SUPER BOWL MIRRORS NEW ECONOMIC COMPETITION, CHANGES

January 22, 2001

Contact Gaye Vandermyn (541) 346-3134

SOURCE: Debra Merskin, associate professor of advertising, UO School of Journalism and Communication, (541) 346-4189 (office) or on Monday, Tuesday and Wednesday mornings and weekends, (541) 485-7246 (home); e-mail, <dmerskin@darkwing.
uoregon.edu>.



The annual Super Bowl is not only the showcase for the best professional football teams, it’s also the proving ground for new advertising campaigns and, sometimes, newly launched companies, says Debra Merskin, associate professor of advertising at the UO School of Journalism and Communication.
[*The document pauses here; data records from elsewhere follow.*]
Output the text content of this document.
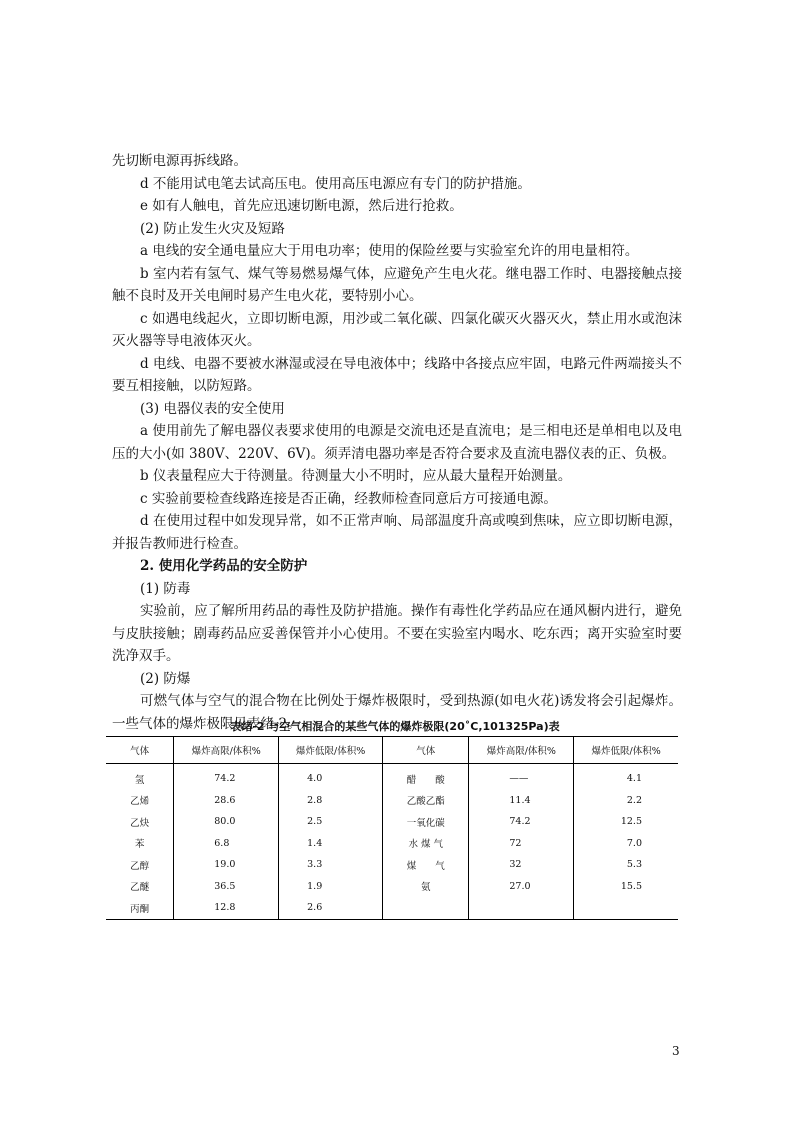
先切断电源再拆线路。

d 不能用试电笔去试高压电。使用高压电源应有专门的防护措施。

e 如有人触电，首先应迅速切断电源，然后进行抢救。

(2) 防止发生火灾及短路

a 电线的安全通电量应大于用电功率；使用的保险丝要与实验室允许的用电量相符。

b 室内若有氢气、煤气等易燃易爆气体，应避免产生电火花。继电器工作时、电器接触点接触不良时及开关电闸时易产生电火花，要特别小心。

c 如遇电线起火，立即切断电源，用沙或二氧化碳、四氯化碳灭火器灭火，禁止用水或泡沫灭火器等导电液体灭火。

d 电线、电器不要被水淋湿或浸在导电液体中；线路中各接点应牢固，电路元件两端接头不要互相接触，以防短路。

(3) 电器仪表的安全使用

a 使用前先了解电器仪表要求使用的电源是交流电还是直流电；是三相电还是单相电以及电压的大小(如 380V、220V、6V)。须弄清电器功率是否符合要求及直流电器仪表的正、负极。

b 仪表量程应大于待测量。待测量大小不明时，应从最大量程开始测量。

c 实验前要检查线路连接是否正确，经教师检查同意后方可接通电源。

d 在使用过程中如发现异常，如不正常声响、局部温度升高或嗅到焦味，应立即切断电源，并报告教师进行检查。

2. 使用化学药品的安全防护

(1) 防毒

实验前，应了解所用药品的毒性及防护措施。操作有毒性化学药品应在通风橱内进行，避免与皮肤接触；剧毒药品应妥善保管并小心使用。不要在实验室内喝水、吃东西；离开实验室时要洗净双手。

(2) 防爆

可燃气体与空气的混合物在比例处于爆炸极限时，受到热源(如电火花)诱发将会引起爆炸。一些气体的爆炸极限见表绪-2。

表绪-2 与空气相混合的某些气体的爆炸极限(20˚C,101325Pa)表
气体	爆炸高限/体积%	爆炸低限/体积%	气体	爆炸高限/体积%	爆炸低限/体积%
氢	74.2	4.0	醋　　酸	——	4.1
乙烯	28.6	2.8	乙酸乙酯	11.4	2.2
乙炔	80.0	2.5	一氧化碳	74.2	12.5
苯	6.8	1.4	水 煤 气	72	7.0
乙醇	19.0	3.3	煤　　气	32	5.3
乙醚	36.5	1.9	氨	27.0	15.5
丙酮	12.8	2.6			
3
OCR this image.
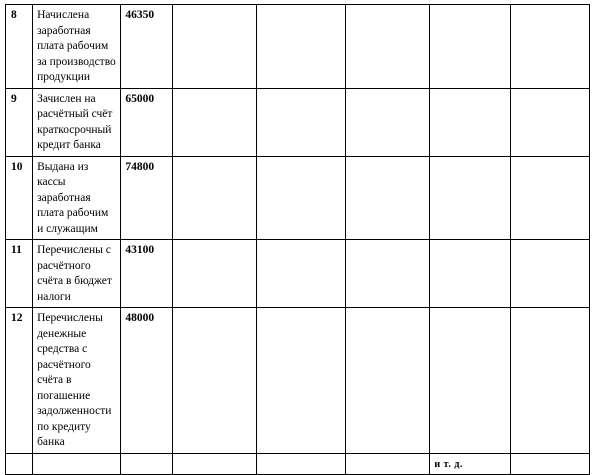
8	Начислена заработная плата рабочим за производство продукции	46350					
9	Зачислен на расчётный счёт краткосрочный кредит банка	65000					
10	Выдана из кассы заработная плата рабочим и служащим	74800					
11	Перечислены с расчётного счёта в бюджет налоги	43100					
12	Перечислены денежные средства с расчётного счёта в погашение задолженности по кредиту банка	48000					
						и т. д.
In last year’s Super Bowl, television audiences watched advertisements launching a handful of new dot.com firms. At least half since disappeared, and you won’t be seeing them between plays on the football field this Sunday, Jan. 28. "Expressions like ‘the new economy’ are flying around to explain this situation with few of us knowing exactly what that means," Merskin notes. "In terms of last year’s Super Bowl, the dot.coms and their young turk owners saw an opportunity to swoop in and make quick bucks. Stock prices were not based on tangible assets, but rather on investors’ fast and furious charge to be first. They ignored the reality that the firms had a less-than secure electronic platform and an intangible product. Like the bust in the 1980s when brokers discovered online trading and such, it was a big run to the top for bucks and an equivalent crash to the bottom. For those who got out in time, it worked out. Advertising is a key player in the support of the media, and all media are impacted by the loss of advertising. The Super Bowl is significant in studying advertising trends and the economy because it is the most visible, and perhaps accepted, place that, in one sitting, you can find the largest chunk of the public actually watching advertising campaigns launched.